As you can see, there are two ways to add attributes, including namespace declarations, to START_ELEMENT events: by passing two java.util.Iterators to the createStartElement( ) method or by creating Attribute and Namespace event objects and adding them to the XMLEventWriter. As a result, Examples and write the same text to the output stream.

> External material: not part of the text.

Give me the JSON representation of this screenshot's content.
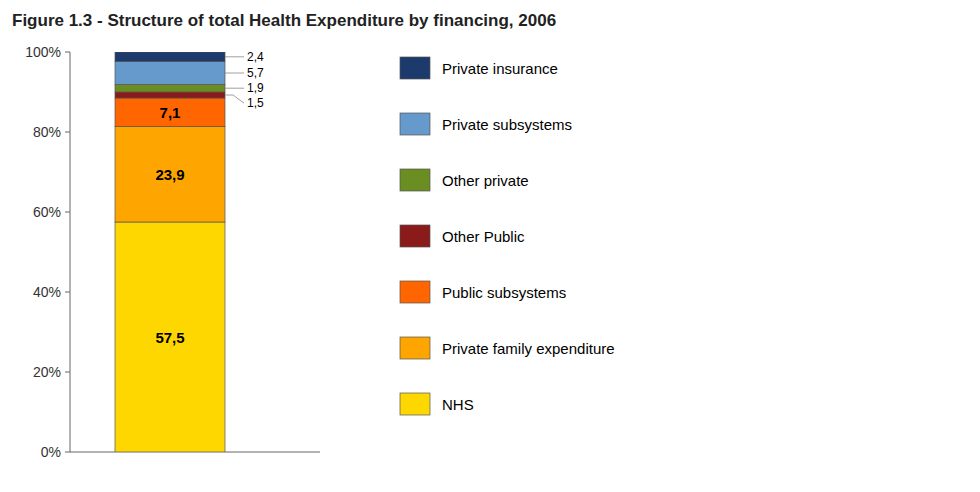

Example Adding Attribute and Namespace objects with an Iterator

Namespace ns1 = eventFactory.createNamespace("ns1","http://www.example.com/ns1");
Namespace ns2 = eventFactory.createNamespace("ns2","http://www.example.com/ns2");
List namespaceList = new ArrayList( );
namespaceList.add(ns1);
namespaceList.add(ns2);
Attribute attribute = eventFactory.createAttribute("ns2",
 "http://www.example.com/ns2", "attribute", "true");
List attributeList = Collections.singletonList(attribute);
writer.add(eventFactory.createStartElement(ns1.getPrefix( ),
 ns1.getNamespaceURI(), "sample", attributeList.iterator( ),
 namespaceList.iterator( )));
writer.add(eventFactory.createEndElement(("ns1", "http://www.example.com/ns1",
 "sample");

Example Adding attributes and namespaces one at a time

writer.add(eventFactory.createStartElement("ns1",
 "http://www.example.com/ns1", "sample", null, null));
writer.add(eventFactory.createNamespace("ns1", "http://www.example.com/ns1"));
writer.add(eventFactory.createNamespace("ns2", "http://www.example.com/ns2"));
writer.add(eventFactory.createAttribute("ns2", "http://www.example.com/ns2",
 "attribute", "true"));
writer.add(eventFactory.createEndElement(("ns1", "http://www.example.com/ns1",
 "sample");

Event objects are reusable; if you wanted to create the same element twice, adding an attribute to the second element, you would only have to create the StartElement and EndElement objects once:

StartElement start = eventFactory.createStartElement(new QName("element"), null,
 null);
EndElement end = eventFactory.createEndElement(new QName("element"), null,
 null);
writer.add(start);
writer.add(end);
writer.add(start);
writer.add(eventFactory.createAttribute("attribute", "value"));
writer.add(end);

Namespace support by XMLEventWriter is similar to XMLStreamWriter, but since there's no way to create an event that does not have a defined prefix, XMLEventWriter does not have the same namespace definition checking as XMLStreamWriter. Otherwise, the semantics of namespace handling are the same as in XMLStreamWriter.